A few weeks back, we talked about a new program being used by U.S. Immigration and Customs Enforcement that will allow the organization to review deportation cases and decide whether to proceed or suspend some of them. It is called prosecutorial discretion and it will be coming to Los Angeles, California this summer, from July 9 to July 20.
ICE says they have offered to suspend deportation cases against 16,500 people after reviewing about 70% of the total cases pending. The number of cases being shelved makes up 7.5% of the deportation cases under review.
As we mentioned before, some of the factors that go into a deportation case being suspended under prosecutorial discretion include length of time in the U.S, having a child born in the U.S., showing good moral character and lacking a criminal record.
But one thing that some do not consider is that after someone is cleared of a deportation case, they struggle to earn work visas.
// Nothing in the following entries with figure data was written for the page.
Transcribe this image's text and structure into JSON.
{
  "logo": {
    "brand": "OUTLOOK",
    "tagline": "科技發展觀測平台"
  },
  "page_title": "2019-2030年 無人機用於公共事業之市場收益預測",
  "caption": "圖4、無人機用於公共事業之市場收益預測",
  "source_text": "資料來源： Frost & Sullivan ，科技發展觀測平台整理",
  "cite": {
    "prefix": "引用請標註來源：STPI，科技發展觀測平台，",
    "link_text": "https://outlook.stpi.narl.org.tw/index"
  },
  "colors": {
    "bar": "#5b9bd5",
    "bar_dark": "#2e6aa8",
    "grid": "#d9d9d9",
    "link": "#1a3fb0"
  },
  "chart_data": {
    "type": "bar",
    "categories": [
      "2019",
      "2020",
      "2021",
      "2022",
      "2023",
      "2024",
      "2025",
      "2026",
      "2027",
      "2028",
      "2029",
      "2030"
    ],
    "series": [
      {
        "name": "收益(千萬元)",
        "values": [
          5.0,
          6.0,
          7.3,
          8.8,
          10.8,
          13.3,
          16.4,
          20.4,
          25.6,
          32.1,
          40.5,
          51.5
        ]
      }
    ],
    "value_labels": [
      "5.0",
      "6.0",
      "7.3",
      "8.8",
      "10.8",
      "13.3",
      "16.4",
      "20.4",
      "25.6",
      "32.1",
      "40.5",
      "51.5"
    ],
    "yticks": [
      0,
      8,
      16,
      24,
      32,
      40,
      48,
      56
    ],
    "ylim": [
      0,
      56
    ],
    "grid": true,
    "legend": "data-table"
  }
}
The director of advocacy for the American Immigration Lawyers Association says the number of work visa approvals is “a very low number.”
So some take their case to immigration court, seeking asylum. According to the Executive Office for Immigration Review, in 2011 about 50% of the immigrants who went to court trying to earn asylum were successful.
Whether you are applying for a work visa, seeking asylum or your deportation case is up for review under prosecutorial discretion, it is vital to have a determined attorney with experience handling immigration and deportation cases in your corner.